The license makes Mojave the nation's fifth commercial spaceport, joining Cape Canaveral in Florida, Vandenberg Air Force Base on California's coast, the Wallops Flight Facility in Virginia and the Kodiak Launch Complex in Alaska.
The spaceport status does not have any regulatory effect on SpaceShipOne, because strictly speaking, the rocket launch occurs in midflight rather than from the airport.
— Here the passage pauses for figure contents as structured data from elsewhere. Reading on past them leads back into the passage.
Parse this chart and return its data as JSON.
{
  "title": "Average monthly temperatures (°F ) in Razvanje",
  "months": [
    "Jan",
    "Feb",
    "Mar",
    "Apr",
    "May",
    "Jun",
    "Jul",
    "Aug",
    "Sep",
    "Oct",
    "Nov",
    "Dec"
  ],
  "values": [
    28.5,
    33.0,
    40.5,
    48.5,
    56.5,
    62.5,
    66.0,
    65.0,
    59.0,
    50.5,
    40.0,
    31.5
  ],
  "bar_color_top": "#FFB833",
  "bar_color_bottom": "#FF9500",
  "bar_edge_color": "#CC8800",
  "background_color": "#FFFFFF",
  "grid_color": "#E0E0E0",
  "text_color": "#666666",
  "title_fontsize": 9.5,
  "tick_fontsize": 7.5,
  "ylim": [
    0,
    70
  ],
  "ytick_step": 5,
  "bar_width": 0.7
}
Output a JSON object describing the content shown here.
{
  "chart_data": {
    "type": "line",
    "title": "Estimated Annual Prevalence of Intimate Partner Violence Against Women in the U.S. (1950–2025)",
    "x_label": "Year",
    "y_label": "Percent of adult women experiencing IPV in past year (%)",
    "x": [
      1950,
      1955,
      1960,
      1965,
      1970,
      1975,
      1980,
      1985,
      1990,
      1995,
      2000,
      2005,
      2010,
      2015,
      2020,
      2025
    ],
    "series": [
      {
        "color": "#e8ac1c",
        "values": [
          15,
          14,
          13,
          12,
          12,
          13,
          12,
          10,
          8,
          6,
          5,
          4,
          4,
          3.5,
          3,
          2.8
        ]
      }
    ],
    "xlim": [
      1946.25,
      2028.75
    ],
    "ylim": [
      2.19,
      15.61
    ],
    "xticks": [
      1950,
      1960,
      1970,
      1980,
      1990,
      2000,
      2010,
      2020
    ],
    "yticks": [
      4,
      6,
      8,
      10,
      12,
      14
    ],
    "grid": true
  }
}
But Mojave's launch site license would facilitate other suborbital rocket projects such as XCOR Aerospace . XCOR could not conduct spaceflights from Mojave, its home base, if the airport did not have the license.
Becoming a spaceport could promote economic development around the airport, making Mojave a desert Mecca for rocketeers.
At the same time, Congress is considering legislation that would solidify the FAA's regulatory regime — and open the way for paying passengers as well as pilots to ride on suborbital spaceflights.
That legislation has been held up by a debate over exactly what kinds of space vehicles would be covered, but there's still hope that Congress can pass the legislation this year.
An earlier version of this report mischaracterized Paul Allen's ranking among the world's richest individuals.